Michaels focuses on the writers and their texts. This focus comes from two sources. The first is the emphasis that New Criticism or a formalist school puts on close reading, analysis of style, composition, techniques, devices, and so forth---all independent from author intention, meaning, and socio-political context. The second source is the ultra-close reading and its moves to deconstruct the text that Derrida and de Man do which is again independent of intent, context, and meaning. New Criticism was still dominant when I left school. It was Michaels generation who moved away from that kind of formalism to what I think of as just another kinds of formalism.

The consequence of adopting Derrida and de Man is that a social history view is lost. The effect, I think erases a more concrete Marxist view of cultural productions. In the interview Michaels says he doesn't know how to write a social-historical analysis:

``...if you were doing a micro-history, it would be interesting to explain how you got from A to B, but that kind of history, which is the causal account, I have no idea how to write.

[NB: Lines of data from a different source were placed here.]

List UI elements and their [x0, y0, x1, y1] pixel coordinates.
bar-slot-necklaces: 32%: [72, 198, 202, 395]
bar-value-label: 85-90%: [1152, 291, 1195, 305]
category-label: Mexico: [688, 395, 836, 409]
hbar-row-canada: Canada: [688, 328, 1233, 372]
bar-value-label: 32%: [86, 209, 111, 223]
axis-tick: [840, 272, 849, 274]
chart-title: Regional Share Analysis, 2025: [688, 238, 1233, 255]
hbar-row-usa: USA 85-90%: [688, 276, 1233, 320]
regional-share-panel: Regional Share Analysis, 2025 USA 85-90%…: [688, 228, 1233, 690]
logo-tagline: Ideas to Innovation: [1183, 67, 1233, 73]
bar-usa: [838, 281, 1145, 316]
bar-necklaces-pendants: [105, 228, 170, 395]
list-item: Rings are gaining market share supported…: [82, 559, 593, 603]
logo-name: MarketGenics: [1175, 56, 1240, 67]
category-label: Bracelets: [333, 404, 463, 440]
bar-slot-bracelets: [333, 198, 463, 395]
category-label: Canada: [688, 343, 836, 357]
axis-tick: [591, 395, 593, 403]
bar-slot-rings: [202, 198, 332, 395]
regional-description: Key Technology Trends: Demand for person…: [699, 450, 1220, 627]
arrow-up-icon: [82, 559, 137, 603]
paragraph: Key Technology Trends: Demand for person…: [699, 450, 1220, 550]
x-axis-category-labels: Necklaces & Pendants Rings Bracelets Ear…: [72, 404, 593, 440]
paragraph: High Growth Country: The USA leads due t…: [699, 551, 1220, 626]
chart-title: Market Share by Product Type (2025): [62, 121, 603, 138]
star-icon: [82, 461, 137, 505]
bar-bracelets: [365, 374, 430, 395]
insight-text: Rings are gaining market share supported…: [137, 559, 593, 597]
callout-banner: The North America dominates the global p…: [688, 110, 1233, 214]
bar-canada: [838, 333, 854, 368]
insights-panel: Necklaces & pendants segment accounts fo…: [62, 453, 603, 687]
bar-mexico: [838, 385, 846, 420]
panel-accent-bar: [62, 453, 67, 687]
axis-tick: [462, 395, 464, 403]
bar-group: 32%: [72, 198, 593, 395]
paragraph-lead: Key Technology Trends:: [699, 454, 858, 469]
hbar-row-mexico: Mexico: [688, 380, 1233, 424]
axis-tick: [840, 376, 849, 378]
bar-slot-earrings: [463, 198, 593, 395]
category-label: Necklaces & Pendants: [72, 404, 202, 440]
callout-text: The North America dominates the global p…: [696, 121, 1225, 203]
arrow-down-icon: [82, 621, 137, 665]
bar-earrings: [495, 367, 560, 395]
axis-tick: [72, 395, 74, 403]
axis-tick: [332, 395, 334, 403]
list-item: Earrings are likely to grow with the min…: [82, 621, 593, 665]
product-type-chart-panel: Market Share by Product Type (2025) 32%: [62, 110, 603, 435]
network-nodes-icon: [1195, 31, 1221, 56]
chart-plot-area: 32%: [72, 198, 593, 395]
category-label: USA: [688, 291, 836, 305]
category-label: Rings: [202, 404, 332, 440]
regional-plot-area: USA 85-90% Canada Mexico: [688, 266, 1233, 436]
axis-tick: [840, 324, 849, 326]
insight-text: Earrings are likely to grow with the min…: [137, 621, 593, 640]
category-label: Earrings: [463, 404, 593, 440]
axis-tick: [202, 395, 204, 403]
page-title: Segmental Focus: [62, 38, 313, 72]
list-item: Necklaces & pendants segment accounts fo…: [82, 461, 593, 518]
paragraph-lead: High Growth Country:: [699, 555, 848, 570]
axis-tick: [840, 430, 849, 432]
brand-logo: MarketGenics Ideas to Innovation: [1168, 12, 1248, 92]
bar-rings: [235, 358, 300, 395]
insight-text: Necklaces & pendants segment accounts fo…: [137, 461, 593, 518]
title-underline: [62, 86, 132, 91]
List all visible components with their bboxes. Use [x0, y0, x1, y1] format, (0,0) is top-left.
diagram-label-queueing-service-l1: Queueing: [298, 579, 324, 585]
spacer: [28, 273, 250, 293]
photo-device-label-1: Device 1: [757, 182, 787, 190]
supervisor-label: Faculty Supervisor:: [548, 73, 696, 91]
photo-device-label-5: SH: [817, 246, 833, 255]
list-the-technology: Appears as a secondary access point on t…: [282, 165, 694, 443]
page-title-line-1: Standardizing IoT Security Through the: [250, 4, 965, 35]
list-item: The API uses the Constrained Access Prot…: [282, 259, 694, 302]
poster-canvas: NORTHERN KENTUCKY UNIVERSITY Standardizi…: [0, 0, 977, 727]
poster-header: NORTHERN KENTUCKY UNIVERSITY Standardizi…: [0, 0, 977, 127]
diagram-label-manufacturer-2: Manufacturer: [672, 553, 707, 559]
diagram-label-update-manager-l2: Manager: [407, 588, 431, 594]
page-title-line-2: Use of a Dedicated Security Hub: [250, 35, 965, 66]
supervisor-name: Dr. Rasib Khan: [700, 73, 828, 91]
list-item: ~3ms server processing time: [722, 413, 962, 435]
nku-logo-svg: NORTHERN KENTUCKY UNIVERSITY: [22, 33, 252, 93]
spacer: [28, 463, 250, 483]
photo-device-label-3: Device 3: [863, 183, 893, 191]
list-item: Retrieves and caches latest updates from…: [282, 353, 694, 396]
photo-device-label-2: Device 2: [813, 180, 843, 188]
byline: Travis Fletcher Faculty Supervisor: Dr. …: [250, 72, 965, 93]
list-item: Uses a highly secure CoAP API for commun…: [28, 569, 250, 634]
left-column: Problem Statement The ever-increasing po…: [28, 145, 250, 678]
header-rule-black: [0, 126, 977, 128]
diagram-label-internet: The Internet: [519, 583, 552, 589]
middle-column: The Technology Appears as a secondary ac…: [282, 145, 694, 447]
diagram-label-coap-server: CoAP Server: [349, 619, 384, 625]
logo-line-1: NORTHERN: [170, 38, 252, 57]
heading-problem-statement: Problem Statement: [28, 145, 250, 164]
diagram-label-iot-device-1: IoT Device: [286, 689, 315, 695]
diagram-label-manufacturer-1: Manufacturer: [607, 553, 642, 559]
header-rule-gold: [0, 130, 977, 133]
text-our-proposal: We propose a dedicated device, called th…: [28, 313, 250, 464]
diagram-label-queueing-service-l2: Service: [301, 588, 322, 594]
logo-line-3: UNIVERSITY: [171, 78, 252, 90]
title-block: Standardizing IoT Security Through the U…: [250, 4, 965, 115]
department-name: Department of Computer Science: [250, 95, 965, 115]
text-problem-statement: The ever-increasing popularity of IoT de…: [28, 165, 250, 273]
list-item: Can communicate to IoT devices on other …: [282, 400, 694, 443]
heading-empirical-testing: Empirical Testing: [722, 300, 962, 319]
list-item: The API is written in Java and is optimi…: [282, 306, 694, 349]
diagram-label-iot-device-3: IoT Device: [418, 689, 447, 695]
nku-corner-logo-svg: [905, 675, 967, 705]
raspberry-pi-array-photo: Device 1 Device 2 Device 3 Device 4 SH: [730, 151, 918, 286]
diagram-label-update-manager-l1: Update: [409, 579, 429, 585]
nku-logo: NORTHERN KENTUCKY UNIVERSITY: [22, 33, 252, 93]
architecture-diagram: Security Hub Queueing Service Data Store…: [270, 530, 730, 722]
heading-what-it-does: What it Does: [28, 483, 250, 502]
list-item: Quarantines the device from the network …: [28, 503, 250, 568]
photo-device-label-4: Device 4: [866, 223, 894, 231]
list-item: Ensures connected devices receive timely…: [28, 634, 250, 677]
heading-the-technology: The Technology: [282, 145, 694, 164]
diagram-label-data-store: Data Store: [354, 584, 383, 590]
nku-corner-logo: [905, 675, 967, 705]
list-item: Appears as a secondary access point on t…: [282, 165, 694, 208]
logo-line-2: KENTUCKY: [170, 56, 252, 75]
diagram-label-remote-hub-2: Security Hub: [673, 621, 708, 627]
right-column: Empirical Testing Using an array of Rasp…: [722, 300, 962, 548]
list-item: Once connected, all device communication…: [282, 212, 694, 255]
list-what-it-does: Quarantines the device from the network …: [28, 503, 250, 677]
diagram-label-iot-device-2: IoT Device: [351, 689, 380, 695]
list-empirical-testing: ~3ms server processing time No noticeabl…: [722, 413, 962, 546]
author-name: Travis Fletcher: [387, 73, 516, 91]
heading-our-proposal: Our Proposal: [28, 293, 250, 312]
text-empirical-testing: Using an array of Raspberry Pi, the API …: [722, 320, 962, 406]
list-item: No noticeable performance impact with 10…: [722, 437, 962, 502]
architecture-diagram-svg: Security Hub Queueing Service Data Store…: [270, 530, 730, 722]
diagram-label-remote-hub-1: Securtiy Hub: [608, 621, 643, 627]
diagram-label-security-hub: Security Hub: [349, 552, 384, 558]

I've always been more interested in figuring out how things at a certain moment fit together.''

My answer is that you get to understand how to link A to B, through reading a writer's work, a biography or two, and then surround him or her with their world and its historical developments and then figure it out. What I discovered was understanding an identity and getting to know a sensibility within its period and social-class strata was critical to understanding. I wanted to know why Arendt and Strauss were so politically different. I found my answer in Strauss's relationship to his minority religious background and standing, and how it fit with the political movements of his time in Weimar.